The story speaks to us as artists, as readers and as humans. We would like to think of the artist’s work to include a certain kind of immersion in the reality of other vibrant bodies and the fascination beside them. ‘Solid Objects’ showed up while we roughed out the concepts of deep time for ourselves, thematically it seemed to fit subtly in the world of speculative minerals. For example, one extraterrestrial piece that glows cold and weighs disproportionately for its size is imagined in the text. In the story the beach is constantly present, as is the case with speculative minerals, whose role models were the November caches in the Scottish tidal beaches. The fundamental strangeness of affairs combines both the world of the text and that pseudo-geological, seeming diversity we have accumulated.

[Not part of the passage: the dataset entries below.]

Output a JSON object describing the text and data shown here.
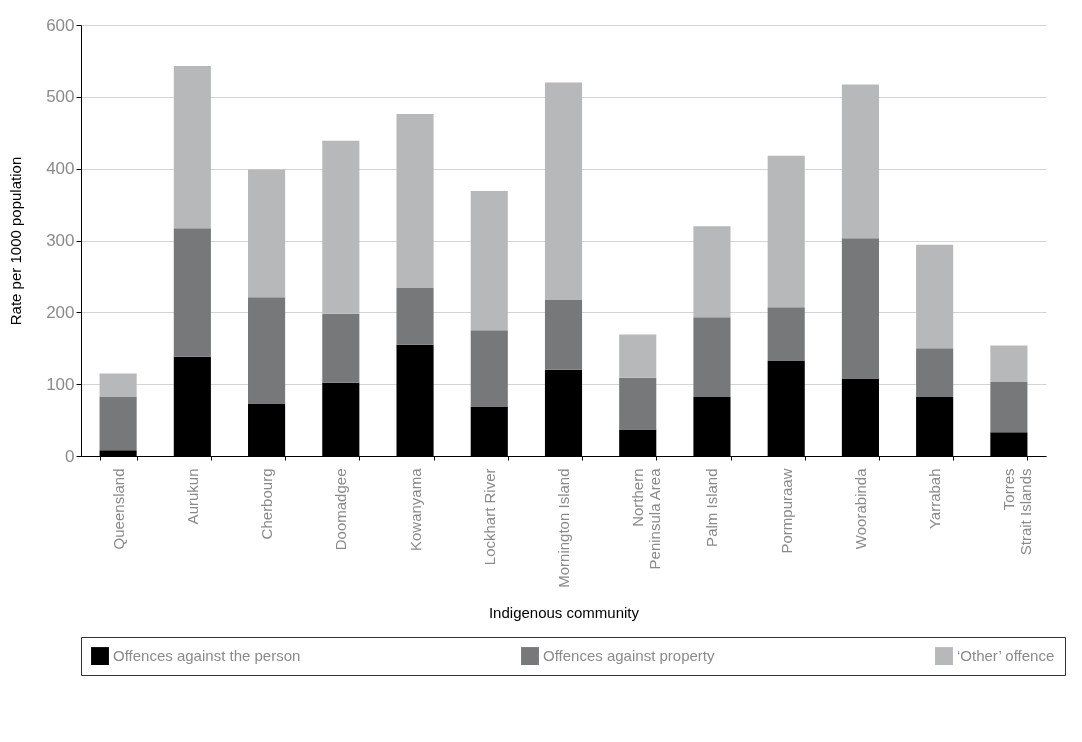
{
  "chart_data": {
    "type": "bar",
    "stacked": true,
    "xlabel": "Indigenous community",
    "ylabel": "Rate per 1000 population",
    "categories": [
      "Queensland",
      "Aurukun",
      "Cherbourg",
      "Doomadgee",
      "Kowanyama",
      "Lockhart River",
      "Mornington Island",
      "Northern Peninsula Area",
      "Palm Island",
      "Pormpuraaw",
      "Woorabinda",
      "Yarrabah",
      "Torres Strait Islands"
    ],
    "series": [
      {
        "name": "Offences against the person",
        "color": "#000000",
        "values": [
          8,
          138,
          73,
          102,
          155,
          69,
          120,
          37,
          82,
          133,
          108,
          82,
          33
        ]
      },
      {
        "name": "Offences against property",
        "color": "#77787a",
        "values": [
          75,
          179,
          148,
          96,
          79,
          106,
          97,
          72,
          111,
          74,
          195,
          68,
          70
        ]
      },
      {
        "name": "‘Other’ offence",
        "color": "#b7b8b9",
        "values": [
          32,
          226,
          178,
          241,
          242,
          194,
          303,
          60,
          127,
          211,
          214,
          144,
          51
        ]
      }
    ],
    "ylim": [
      0,
      600
    ],
    "yticks": [
      0,
      100,
      200,
      300,
      400,
      500,
      600
    ],
    "grid": "y",
    "legend": "bottom"
  }
}
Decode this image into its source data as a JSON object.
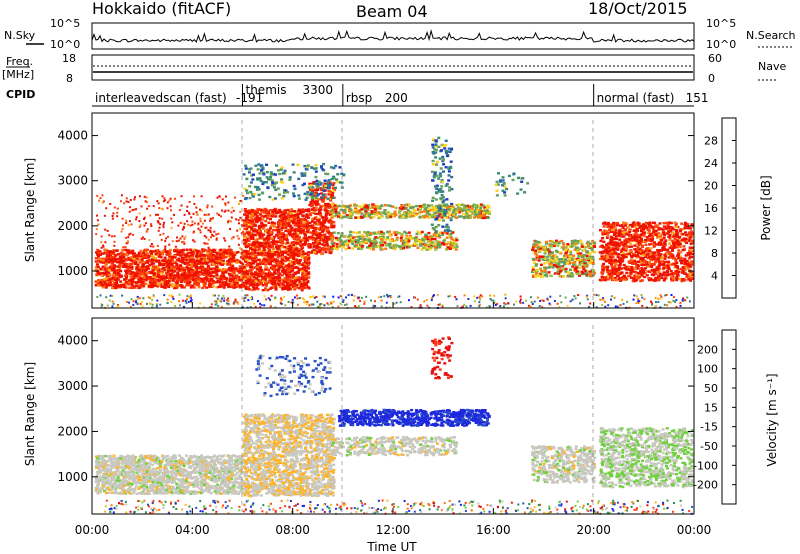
{
  "header": {
    "station": "Hokkaido (fitACF)",
    "beam": "Beam 04",
    "date": "18/Oct/2015"
  },
  "top_panel": {
    "left_label": "N.Sky",
    "right_label": "N.Search",
    "yticks_left": [
      "10^5",
      "10^0"
    ],
    "yticks_right": [
      "10^5",
      "10^0"
    ]
  },
  "freq_panel": {
    "left_label_1": "Freq.",
    "left_label_2": "[MHz]",
    "right_label": "Nave",
    "yticks_left": [
      "18",
      "8"
    ],
    "yticks_right": [
      "60",
      "0"
    ]
  },
  "cpid": {
    "label": "CPID",
    "segments": [
      {
        "name": "interleavedscan (fast)",
        "id": "-191",
        "start_h": 0
      },
      {
        "name": "themis",
        "id": "3300",
        "start_h": 6
      },
      {
        "name": "rbsp",
        "id": "200",
        "start_h": 10
      },
      {
        "name": "normal (fast)",
        "id": "151",
        "start_h": 20
      }
    ]
  },
  "chart_data": [
    {
      "type": "heatmap",
      "quantity": "power",
      "ylabel": "Slant Range [km]",
      "ylim": [
        180,
        4500
      ],
      "yticks": [
        "1000",
        "2000",
        "3000",
        "4000"
      ],
      "colorbar_label": "Power [dB]",
      "colorbar_ticks": [
        "4",
        "8",
        "12",
        "16",
        "20",
        "24",
        "28"
      ],
      "colorbar_colors": [
        "#1414ff",
        "#1e3cc8",
        "#2e6f9e",
        "#3c8c6e",
        "#64a05a",
        "#a0be3c",
        "#ffd21e",
        "#ffaa14",
        "#ff7814",
        "#ff3c0a",
        "#ee1100"
      ]
    },
    {
      "type": "heatmap",
      "quantity": "velocity",
      "ylabel": "Slant Range [km]",
      "ylim": [
        180,
        4500
      ],
      "yticks": [
        "1000",
        "2000",
        "3000",
        "4000"
      ],
      "colorbar_label": "Velocity [m s⁻¹]",
      "colorbar_ticks": [
        "200",
        "100",
        "50",
        "15",
        "-15",
        "-50",
        "-100",
        "-200"
      ],
      "colorbar_colors": [
        "#1e28dc",
        "#2850c8",
        "#2d8c50",
        "#6fd23c",
        "#c8c8c0",
        "#ffb428",
        "#ff7814",
        "#ff3c14",
        "#e60f0f"
      ]
    }
  ],
  "xaxis": {
    "label": "Time UT",
    "ticks": [
      "00:00",
      "04:00",
      "08:00",
      "12:00",
      "16:00",
      "20:00",
      "00:00"
    ],
    "xlim_hours": [
      0,
      24
    ]
  }
}
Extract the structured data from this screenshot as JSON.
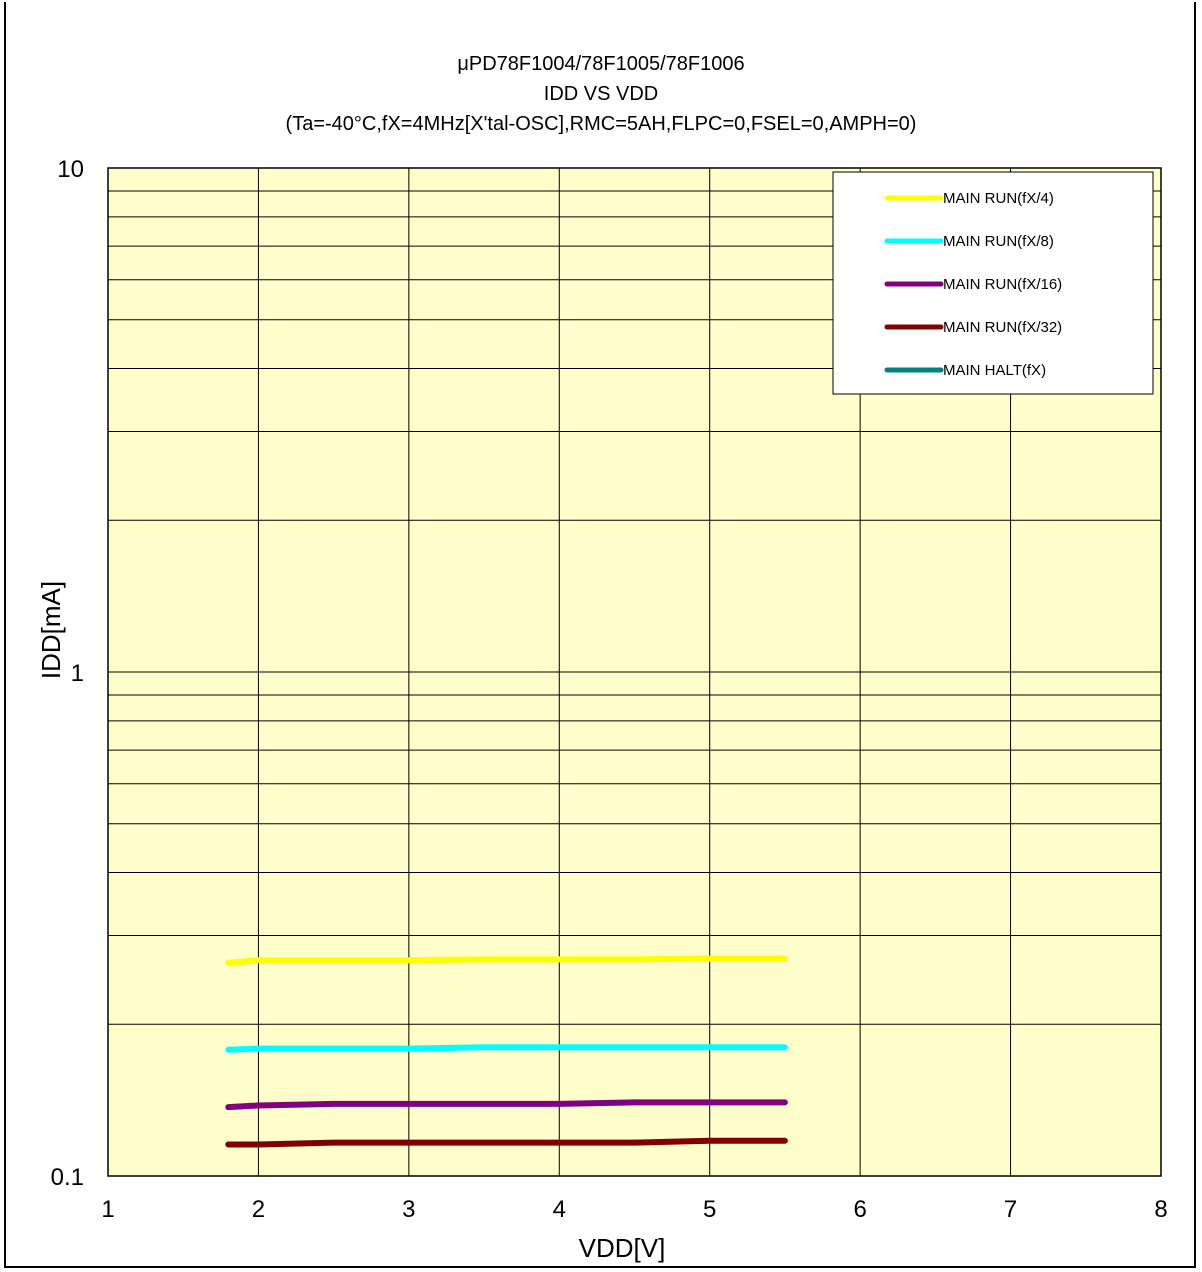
{
  "chart_data": {
    "type": "line",
    "title_lines": [
      "μPD78F1004/78F1005/78F1006",
      "IDD VS VDD",
      "(Ta=-40°C,fX=4MHz[X'tal-OSC],RMC=5AH,FLPC=0,FSEL=0,AMPH=0)"
    ],
    "xlabel": "VDD[V]",
    "ylabel": "IDD[mA]",
    "xlim": [
      1,
      8
    ],
    "ylim": [
      0.1,
      10
    ],
    "yscale": "log",
    "x_ticks": [
      "1",
      "2",
      "3",
      "4",
      "5",
      "6",
      "7",
      "8"
    ],
    "y_ticks": [
      "10",
      "1",
      "0.1"
    ],
    "grid": true,
    "background": "#ffffcc",
    "legend_position": "top-right",
    "series": [
      {
        "name": "MAIN RUN(fX/4)",
        "color": "#ffff00",
        "x": [
          1.8,
          2.0,
          2.5,
          3.0,
          3.5,
          4.0,
          4.5,
          5.0,
          5.5
        ],
        "y": [
          0.265,
          0.268,
          0.268,
          0.268,
          0.269,
          0.269,
          0.269,
          0.27,
          0.27
        ]
      },
      {
        "name": "MAIN RUN(fX/8)",
        "color": "#00ffff",
        "x": [
          1.8,
          2.0,
          2.5,
          3.0,
          3.5,
          4.0,
          4.5,
          5.0,
          5.5
        ],
        "y": [
          0.178,
          0.179,
          0.179,
          0.179,
          0.18,
          0.18,
          0.18,
          0.18,
          0.18
        ]
      },
      {
        "name": "MAIN RUN(fX/16)",
        "color": "#800080",
        "x": [
          1.8,
          2.0,
          2.5,
          3.0,
          3.5,
          4.0,
          4.5,
          5.0,
          5.5
        ],
        "y": [
          0.137,
          0.138,
          0.139,
          0.139,
          0.139,
          0.139,
          0.14,
          0.14,
          0.14
        ]
      },
      {
        "name": "MAIN RUN(fX/32)",
        "color": "#800000",
        "x": [
          1.8,
          2.0,
          2.5,
          3.0,
          3.5,
          4.0,
          4.5,
          5.0,
          5.5
        ],
        "y": [
          0.1155,
          0.1155,
          0.1165,
          0.1165,
          0.1165,
          0.1165,
          0.1165,
          0.1175,
          0.1175
        ]
      },
      {
        "name": "MAIN HALT(fX)",
        "color": "#008080",
        "x": [],
        "y": []
      }
    ]
  }
}
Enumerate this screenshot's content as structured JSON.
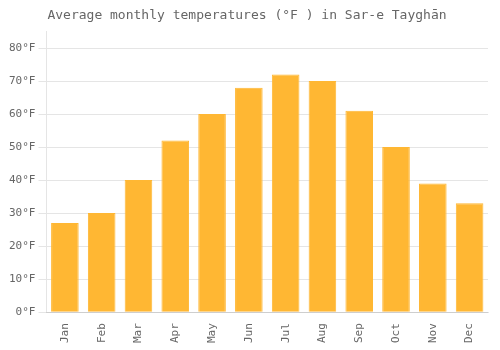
{
  "chart_data": {
    "type": "bar",
    "title": "Average monthly temperatures (°F ) in Sar-e Tayghān",
    "categories": [
      "Jan",
      "Feb",
      "Mar",
      "Apr",
      "May",
      "Jun",
      "Jul",
      "Aug",
      "Sep",
      "Oct",
      "Nov",
      "Dec"
    ],
    "values": [
      27,
      30,
      40,
      52,
      60,
      68,
      72,
      70,
      61,
      50,
      39,
      33
    ],
    "color": "#FFB733",
    "ylim": [
      0,
      85
    ],
    "yticks": [
      {
        "value": 0,
        "label": "0°F"
      },
      {
        "value": 10,
        "label": "10°F"
      },
      {
        "value": 20,
        "label": "20°F"
      },
      {
        "value": 30,
        "label": "30°F"
      },
      {
        "value": 40,
        "label": "40°F"
      },
      {
        "value": 50,
        "label": "50°F"
      },
      {
        "value": 60,
        "label": "60°F"
      },
      {
        "value": 70,
        "label": "70°F"
      },
      {
        "value": 80,
        "label": "80°F"
      }
    ],
    "grid": true
  }
}
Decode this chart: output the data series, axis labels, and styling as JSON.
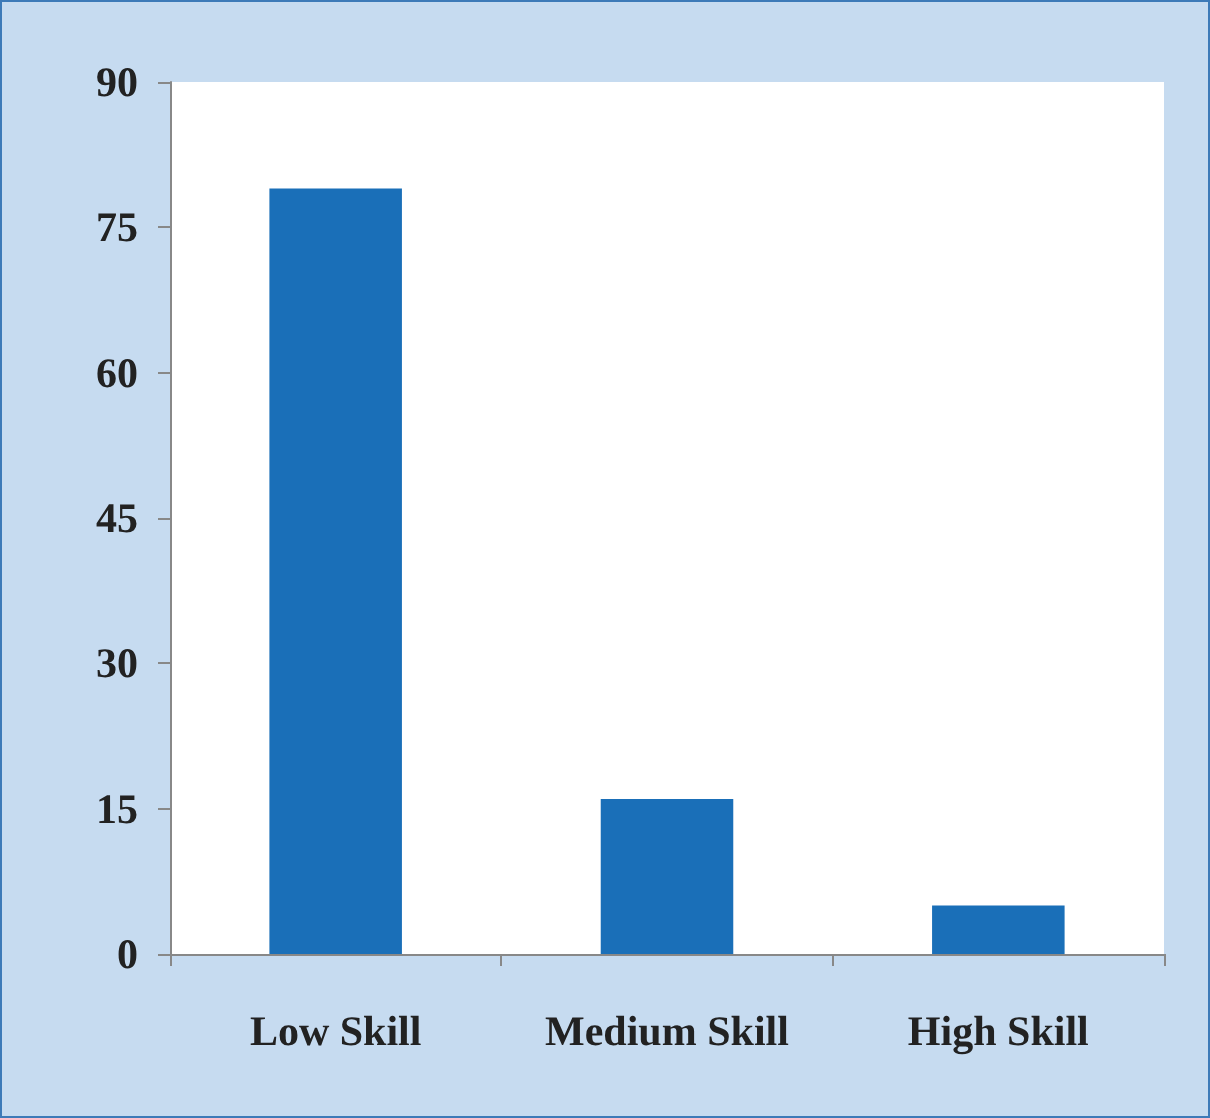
{
  "chart_data": {
    "type": "bar",
    "categories": [
      "Low Skill",
      "Medium Skill",
      "High Skill"
    ],
    "values": [
      79,
      16,
      5
    ],
    "color": "#1a6fb8",
    "ylim": [
      0,
      90
    ],
    "yticks": [
      0,
      15,
      30,
      45,
      60,
      75,
      90
    ],
    "grid": false
  }
}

Our work intertwines around found bodies of objects as well as texts that come to us. Site-specificity might be an important element for us, but so are also the things we read, hear, or witness. Often the relationships between our works and the meaningful texts form long, invisible continuums reaching out through many years in different directions. To name a few, we have used texts by J. G. Ballard, Antti Salminen, Jane Bennett, and Timothy Morton as starting points for some of our work. One could think that everything we read will in some way become part of our practice. When naming works, we use and borrow all the material at hand; the names or the exhibition texts link the spatial entities and the excerpts of text to each other.